Mais il faut noter encore un caractère essentiel. Pour le mystique chrétien, et peut-être pour tous les mystiques, l’intelligence n’est qu’amour ; aimer, c’est comprendre. Une des vertus de la vie commençante, pour notre moine, c’est la sobriété, celle du corps et celle de l’âme. Pour le corps, que l’homme, dit-il, mange et boive comme un malade prend une potion.
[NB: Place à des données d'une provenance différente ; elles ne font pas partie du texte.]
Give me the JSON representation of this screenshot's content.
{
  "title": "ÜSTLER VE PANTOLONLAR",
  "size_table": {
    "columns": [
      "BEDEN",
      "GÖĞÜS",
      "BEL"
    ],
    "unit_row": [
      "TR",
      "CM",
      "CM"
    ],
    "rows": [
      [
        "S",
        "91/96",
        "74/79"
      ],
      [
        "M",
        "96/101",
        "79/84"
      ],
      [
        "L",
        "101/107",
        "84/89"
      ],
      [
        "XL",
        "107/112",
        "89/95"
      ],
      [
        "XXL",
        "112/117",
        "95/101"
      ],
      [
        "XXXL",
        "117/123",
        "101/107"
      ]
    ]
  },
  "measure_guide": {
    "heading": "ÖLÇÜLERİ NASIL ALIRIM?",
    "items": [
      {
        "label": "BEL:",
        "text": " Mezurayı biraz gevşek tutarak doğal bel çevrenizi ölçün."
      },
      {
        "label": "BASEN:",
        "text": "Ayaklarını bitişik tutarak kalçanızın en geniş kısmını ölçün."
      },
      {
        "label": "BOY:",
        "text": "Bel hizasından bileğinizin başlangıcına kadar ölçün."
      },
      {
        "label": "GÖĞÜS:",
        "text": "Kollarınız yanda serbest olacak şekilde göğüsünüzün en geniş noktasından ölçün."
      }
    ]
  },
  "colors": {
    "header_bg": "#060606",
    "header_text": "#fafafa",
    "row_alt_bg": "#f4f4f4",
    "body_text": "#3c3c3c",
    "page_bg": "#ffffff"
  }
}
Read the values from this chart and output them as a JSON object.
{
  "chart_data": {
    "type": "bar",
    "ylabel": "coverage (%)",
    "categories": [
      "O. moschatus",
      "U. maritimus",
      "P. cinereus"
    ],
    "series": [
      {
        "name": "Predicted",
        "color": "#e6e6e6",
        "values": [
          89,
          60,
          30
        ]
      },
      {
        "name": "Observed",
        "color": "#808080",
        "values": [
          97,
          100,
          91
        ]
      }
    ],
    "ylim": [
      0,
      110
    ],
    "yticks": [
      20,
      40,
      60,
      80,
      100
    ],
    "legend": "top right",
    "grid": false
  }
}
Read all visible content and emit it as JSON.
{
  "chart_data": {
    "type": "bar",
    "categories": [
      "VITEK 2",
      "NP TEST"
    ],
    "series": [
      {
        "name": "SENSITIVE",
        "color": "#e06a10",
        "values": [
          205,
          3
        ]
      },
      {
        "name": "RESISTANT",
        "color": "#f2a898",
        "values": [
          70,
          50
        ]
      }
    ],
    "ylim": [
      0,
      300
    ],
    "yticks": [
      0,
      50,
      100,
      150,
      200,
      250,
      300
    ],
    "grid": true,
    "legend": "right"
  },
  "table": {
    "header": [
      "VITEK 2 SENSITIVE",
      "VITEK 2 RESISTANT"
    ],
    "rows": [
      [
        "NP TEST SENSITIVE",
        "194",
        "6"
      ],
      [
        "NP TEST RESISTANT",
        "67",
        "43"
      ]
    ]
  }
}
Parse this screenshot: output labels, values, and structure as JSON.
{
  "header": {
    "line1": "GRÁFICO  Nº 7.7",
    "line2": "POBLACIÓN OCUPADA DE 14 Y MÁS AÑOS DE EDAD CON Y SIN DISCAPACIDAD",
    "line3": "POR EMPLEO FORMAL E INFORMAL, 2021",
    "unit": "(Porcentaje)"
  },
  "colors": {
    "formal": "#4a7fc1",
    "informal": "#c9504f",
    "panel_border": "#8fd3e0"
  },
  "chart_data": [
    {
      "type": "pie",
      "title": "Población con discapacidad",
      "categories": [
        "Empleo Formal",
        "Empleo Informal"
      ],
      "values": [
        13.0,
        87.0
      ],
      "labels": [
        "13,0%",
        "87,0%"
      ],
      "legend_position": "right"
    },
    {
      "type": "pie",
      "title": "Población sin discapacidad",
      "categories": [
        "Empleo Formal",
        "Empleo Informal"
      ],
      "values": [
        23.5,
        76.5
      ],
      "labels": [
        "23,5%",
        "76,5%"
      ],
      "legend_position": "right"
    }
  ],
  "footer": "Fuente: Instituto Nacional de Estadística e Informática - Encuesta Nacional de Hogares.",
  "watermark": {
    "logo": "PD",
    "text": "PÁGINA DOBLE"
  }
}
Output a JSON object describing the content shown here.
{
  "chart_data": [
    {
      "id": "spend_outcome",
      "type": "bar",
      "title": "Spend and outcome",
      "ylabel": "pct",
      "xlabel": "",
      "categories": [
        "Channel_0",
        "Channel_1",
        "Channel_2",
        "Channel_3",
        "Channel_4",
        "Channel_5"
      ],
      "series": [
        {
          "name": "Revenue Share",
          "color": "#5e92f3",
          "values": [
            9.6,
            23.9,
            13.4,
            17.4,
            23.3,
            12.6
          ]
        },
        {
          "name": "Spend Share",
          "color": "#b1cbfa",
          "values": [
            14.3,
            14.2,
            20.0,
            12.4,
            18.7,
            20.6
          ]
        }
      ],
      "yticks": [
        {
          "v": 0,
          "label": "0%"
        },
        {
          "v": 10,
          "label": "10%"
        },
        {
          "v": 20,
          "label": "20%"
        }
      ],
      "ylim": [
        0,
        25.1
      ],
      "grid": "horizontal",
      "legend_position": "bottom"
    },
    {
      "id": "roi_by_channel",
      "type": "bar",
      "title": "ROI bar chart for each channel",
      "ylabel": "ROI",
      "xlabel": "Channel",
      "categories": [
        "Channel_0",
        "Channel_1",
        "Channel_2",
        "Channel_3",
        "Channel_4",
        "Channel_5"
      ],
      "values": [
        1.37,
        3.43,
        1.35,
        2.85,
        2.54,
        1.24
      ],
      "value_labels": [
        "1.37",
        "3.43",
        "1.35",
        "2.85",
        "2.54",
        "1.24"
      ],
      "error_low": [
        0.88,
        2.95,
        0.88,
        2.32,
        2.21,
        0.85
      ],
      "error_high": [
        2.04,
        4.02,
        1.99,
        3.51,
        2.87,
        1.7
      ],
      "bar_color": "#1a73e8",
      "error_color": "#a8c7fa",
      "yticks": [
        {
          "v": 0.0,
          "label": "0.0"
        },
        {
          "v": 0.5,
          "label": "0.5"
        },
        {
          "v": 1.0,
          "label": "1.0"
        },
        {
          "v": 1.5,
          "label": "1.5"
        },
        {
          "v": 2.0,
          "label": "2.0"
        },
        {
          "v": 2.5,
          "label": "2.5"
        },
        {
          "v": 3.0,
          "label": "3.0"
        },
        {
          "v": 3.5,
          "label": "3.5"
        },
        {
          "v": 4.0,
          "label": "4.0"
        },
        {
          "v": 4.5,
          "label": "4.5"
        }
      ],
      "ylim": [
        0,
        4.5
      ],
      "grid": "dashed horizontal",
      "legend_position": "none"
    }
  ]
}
Pour l’esprit, ne cherchez pas à comprendre ce que Dieu est, vous deviendriez fous ; cherchez-le « selon la vie du Christ » : l’intelligence n’atteint pas Dieu, « mais là où l’intelligences reste dehors, entrent l’amour et le désir ». Et remarquez-le ! ces noces spirituelles que mérite l’homme sage, ce sont les noces charnelles sans la chair, purifiées et vidées de leur contenu grossier. Les paroles mêmes qui en expriment la sublime émotion sont tout humaines : c’est le coup de foudre, l’unité du cœur qui enlace le corps et l’âme, l’intimité avec ses tourments, la gratitude qui ne sait pas compter, l’orgueil d’être plus heureux qu’autrui, l’ébullition de l’âme qui fait qu’elle retombe sur soi et que son feu se ranime et brûle éternellement, la volupté, la liquéfaction du cœur, l’ivresse divine où l’on chante, pleure, trépigne, gesticule, ou se tait, l’avalement de l’un en l’autre, réciproquement et toujours, le suprême repos et l’enveloppement jouissant de l’immersion amoureuse.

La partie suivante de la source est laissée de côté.